Body Mass Index (BMI) is calculated by taking into account a child's height and weight. BMI is used to determine approximate body fat; it varies by age and sex. Often, BMI is plotted on a BMI-for-age chart that provides percentile rankings comparing the child to others of his same sex and age. The chart will also indicate whether or not's the child's weight is considered healthy. The American Academy of Pediatrics recommends that doctors calculate a child's BMI beginning at age 2. Healthy weight ranges change with each month of a child's life.
The formula for calculating BMI is weight (lb)/height (in) squared x 703. An online calculator is available from the Centers for Disease Control (see Resources).
BMI growth charts account for a variety of factors, including weight, length, stature and head circumference. They can be also be obtained from the CDC (see Resources).
BMI in children generally ranges from 12 to 34. Healthy BMIs are dependent on the child's exact age and height at any given moment. Thus, it is impossible to say exactly what a healthy BMI is.
What BMI Determines
BMI is an indicator of how much fat is in the body, and can be used to determine if a child is underweight, overweight or obese.

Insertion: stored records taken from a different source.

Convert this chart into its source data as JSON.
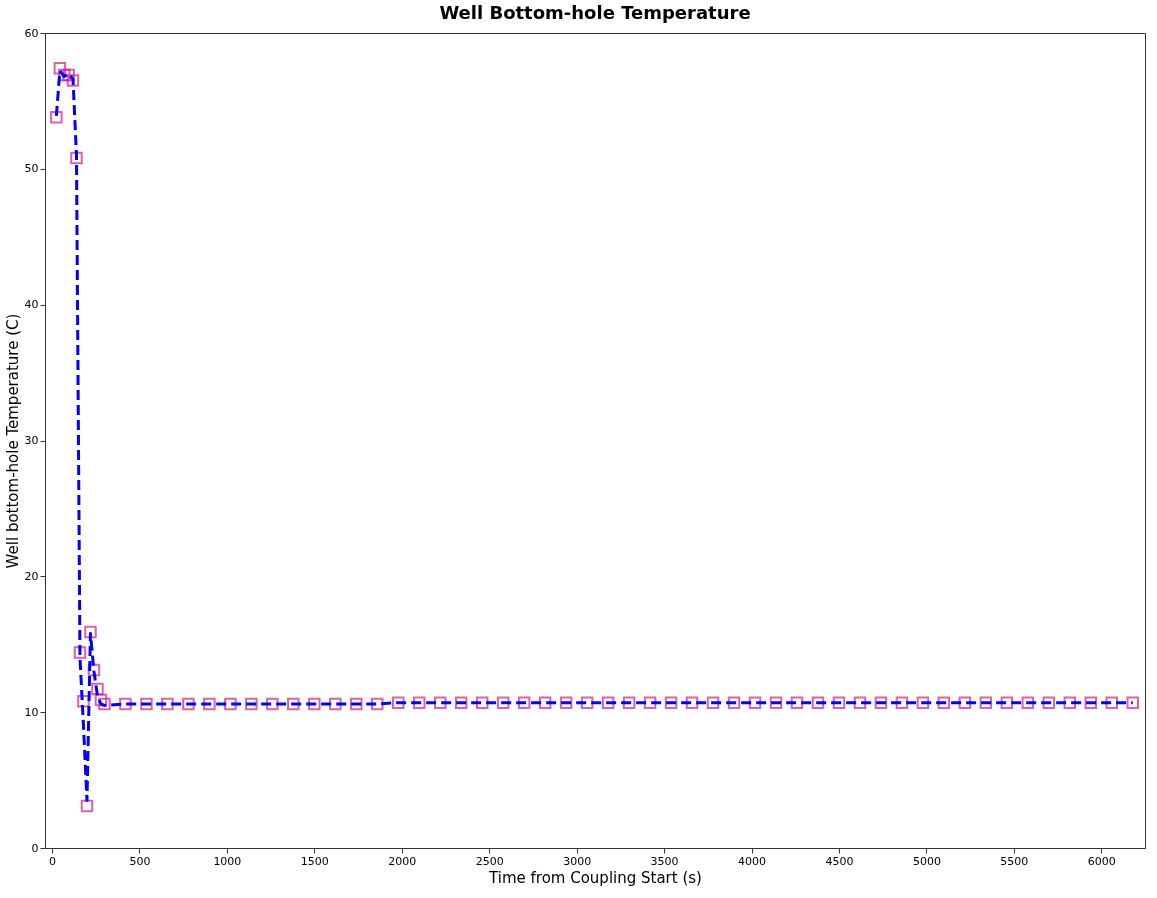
{
  "chart_data": {
    "type": "line",
    "title": "Well Bottom-hole Temperature",
    "xlabel": "Time from Coupling Start (s)",
    "ylabel": "Well bottom-hole Temperature (C)",
    "x": [
      25,
      45,
      70,
      95,
      120,
      140,
      160,
      180,
      200,
      220,
      240,
      260,
      280,
      300,
      420,
      540,
      660,
      780,
      900,
      1020,
      1140,
      1260,
      1380,
      1500,
      1620,
      1740,
      1860,
      1980,
      2100,
      2220,
      2340,
      2460,
      2580,
      2700,
      2820,
      2940,
      3060,
      3180,
      3300,
      3420,
      3540,
      3660,
      3780,
      3900,
      4020,
      4140,
      4260,
      4380,
      4500,
      4620,
      4740,
      4860,
      4980,
      5100,
      5220,
      5340,
      5460,
      5580,
      5700,
      5820,
      5940,
      6060,
      6180
    ],
    "series": [
      {
        "type": "scatter",
        "marker": "square",
        "color": "#cc1f8a",
        "values": [
          53.8,
          57.4,
          56.9,
          56.9,
          56.5,
          50.8,
          14.4,
          10.8,
          3.1,
          15.9,
          13.1,
          11.7,
          10.9,
          10.6,
          10.6,
          10.6,
          10.6,
          10.6,
          10.6,
          10.6,
          10.6,
          10.6,
          10.6,
          10.6,
          10.6,
          10.6,
          10.6,
          10.7,
          10.7,
          10.7,
          10.7,
          10.7,
          10.7,
          10.7,
          10.7,
          10.7,
          10.7,
          10.7,
          10.7,
          10.7,
          10.7,
          10.7,
          10.7,
          10.7,
          10.7,
          10.7,
          10.7,
          10.7,
          10.7,
          10.7,
          10.7,
          10.7,
          10.7,
          10.7,
          10.7,
          10.7,
          10.7,
          10.7,
          10.7,
          10.7,
          10.7,
          10.7,
          10.7
        ]
      },
      {
        "line_style": "dashed",
        "color": "#0000ff",
        "values": [
          53.9,
          57.2,
          56.8,
          57.0,
          56.6,
          51.0,
          14.0,
          9.0,
          3.5,
          15.8,
          13.0,
          11.2,
          10.6,
          10.5,
          10.6,
          10.6,
          10.6,
          10.6,
          10.6,
          10.6,
          10.6,
          10.6,
          10.6,
          10.6,
          10.6,
          10.6,
          10.6,
          10.7,
          10.7,
          10.7,
          10.7,
          10.7,
          10.7,
          10.7,
          10.7,
          10.7,
          10.7,
          10.7,
          10.7,
          10.7,
          10.7,
          10.7,
          10.7,
          10.7,
          10.7,
          10.7,
          10.7,
          10.7,
          10.7,
          10.7,
          10.7,
          10.7,
          10.7,
          10.7,
          10.7,
          10.7,
          10.7,
          10.7,
          10.7,
          10.7,
          10.7,
          10.7,
          10.7
        ]
      }
    ],
    "xlim": [
      -40,
      6250
    ],
    "ylim": [
      0,
      60
    ],
    "xticks": [
      0,
      500,
      1000,
      1500,
      2000,
      2500,
      3000,
      3500,
      4000,
      4500,
      5000,
      5500,
      6000
    ],
    "yticks": [
      0,
      10,
      20,
      30,
      40,
      50,
      60
    ],
    "grid": false
  }
}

Percentile rankings are used to determine whether or not the child is at a healthy BMI and weight. If the BMI percentile is under 5 per cent, the child is underweight. If it is anywhere from 5 to 85 per cent, the child is considered to be at a healthy weight. If the BMI percentile is 85 to 95 per cent, the child is considered overweight, and anything above the 95 percentile is considered obese.
Other Tests to Determine Body Fat
While BMI calculations are used as a screening tool, other tests are often needed to determine fat content in the body. Taking a skin-fold measurement is one way in which a doctor might assess body fat. Also, dual energy x-ray absorptiometry and underwater weighing may be used to measure body fat.